Thursday 9 April 2009

tilting

I don't remember ever liking the idea of wind farms and now I've seen the turbine on Green Park, beside the motorway near Reading, several times I realise I hate the things. There it stands incongruous and arrogant, dwarfing the multi-storey glass office blocks surrounding it, turning its heavy blades indolently though deceptively fast, its tip speed over twice the national legal limit of the motorway below. Coming across it never fails to shock me and the sight of it makes me crazy and like Quixote I feel an urge to tilt at it.

Of course, these feelings were almost entirely motivated by a sense of aesthetics and scale. Out of its sight, I would concede that we would have to bite the bullet and tolerate them in the cause of reducing carbon emissions. Like it's better to cut out a diseased lung than die of cancer, if it must be done for the best then let's do it.

But then I started picking up on voices claiming wind power was a big mistake. Not purely aesthetes or nimby types like me but serious, sound-headed thinkers - reasonable people like John Etherington and James Lovelock. Worse than a mistake, the whole enterprise sounds like a government and business scam.
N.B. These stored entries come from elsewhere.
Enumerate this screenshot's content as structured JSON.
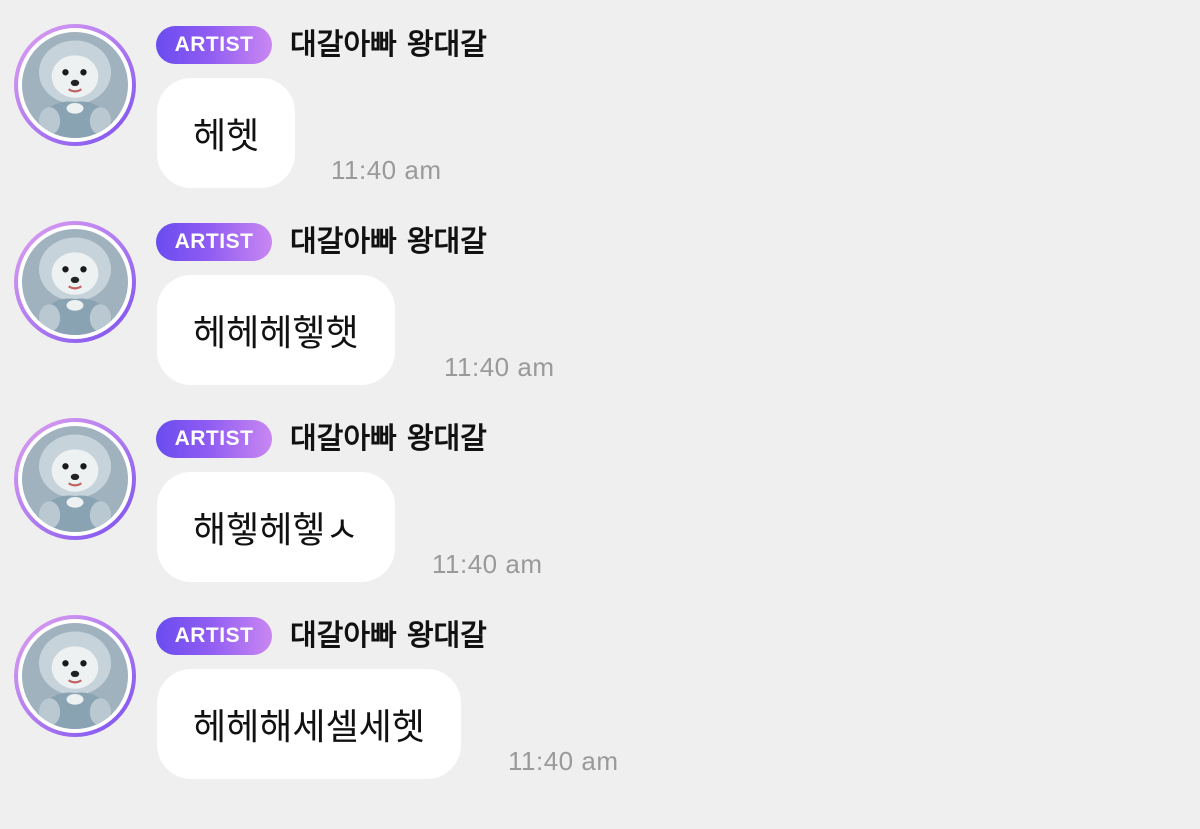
{
  "messages": [
    {
      "badge": "ARTIST",
      "sender": "대갈아빠 왕대갈",
      "text": "헤헷",
      "time": "11:40 am"
    },
    {
      "badge": "ARTIST",
      "sender": "대갈아빠 왕대갈",
      "text": "헤헤헤헿햇",
      "time": "11:40 am"
    },
    {
      "badge": "ARTIST",
      "sender": "대갈아빠 왕대갈",
      "text": "해헿헤헿ㅅ",
      "time": "11:40 am"
    },
    {
      "badge": "ARTIST",
      "sender": "대갈아빠 왕대갈",
      "text": "헤헤해세셀세헷",
      "time": "11:40 am"
    }
  ],
  "colors": {
    "background": "#efefef",
    "bubble": "#ffffff",
    "badge_start": "#6a4cf0",
    "badge_end": "#c987f2",
    "timestamp": "#9a9a9a"
  },
  "icons": {
    "avatar": "fluffy-dog-in-blue-hoodie-avatar"
  }
}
They're being rushed through because there's easy money to be made building them and the government can claim to be green, even though in real terms and in the long run, they cost the consumer more in bills - three times more! - and make insignificant impact on reducing carbon emissions - there is even a good case to suggest they actually increase emissions when factoring in the standby conventional generation needed to compensate for wind intermittency, not to mention the concrete needed in their foundations, and the number needed to make any meaningful contribution to national energy requirements. These things are real and far worse monsters than Cervantes would have dreamed!

I still hold that however horrific a solution may appear, if it achieves overall good and prevents ultimate harm then it should be done. But the more I look into it the more it seems like being a horrible error. I don't want to see what's left of our green and pleasant land turned into dark, satanic mills purely for the benefit of careless urbanites lining their pockets with easy subsidies and governments ticking spurious quick solution boxes. So, for now, and for good reasons;

I'm against ''wind farms''!

note, the image is not Green Park but gives a sense of the inhuman scale of standard aerogenerators. I would have used an image of Green Park but found only ones which deliberately show it in a good angle, either in profile to avoid showing its full span or by selecting a view point which appears to diminish its real size in relation to its neighbouring structures. Being keen enough on photography, I've half a mind to jump in the car and do an honest job of the thing, but maybe it's something you need to see in the flesh to understand.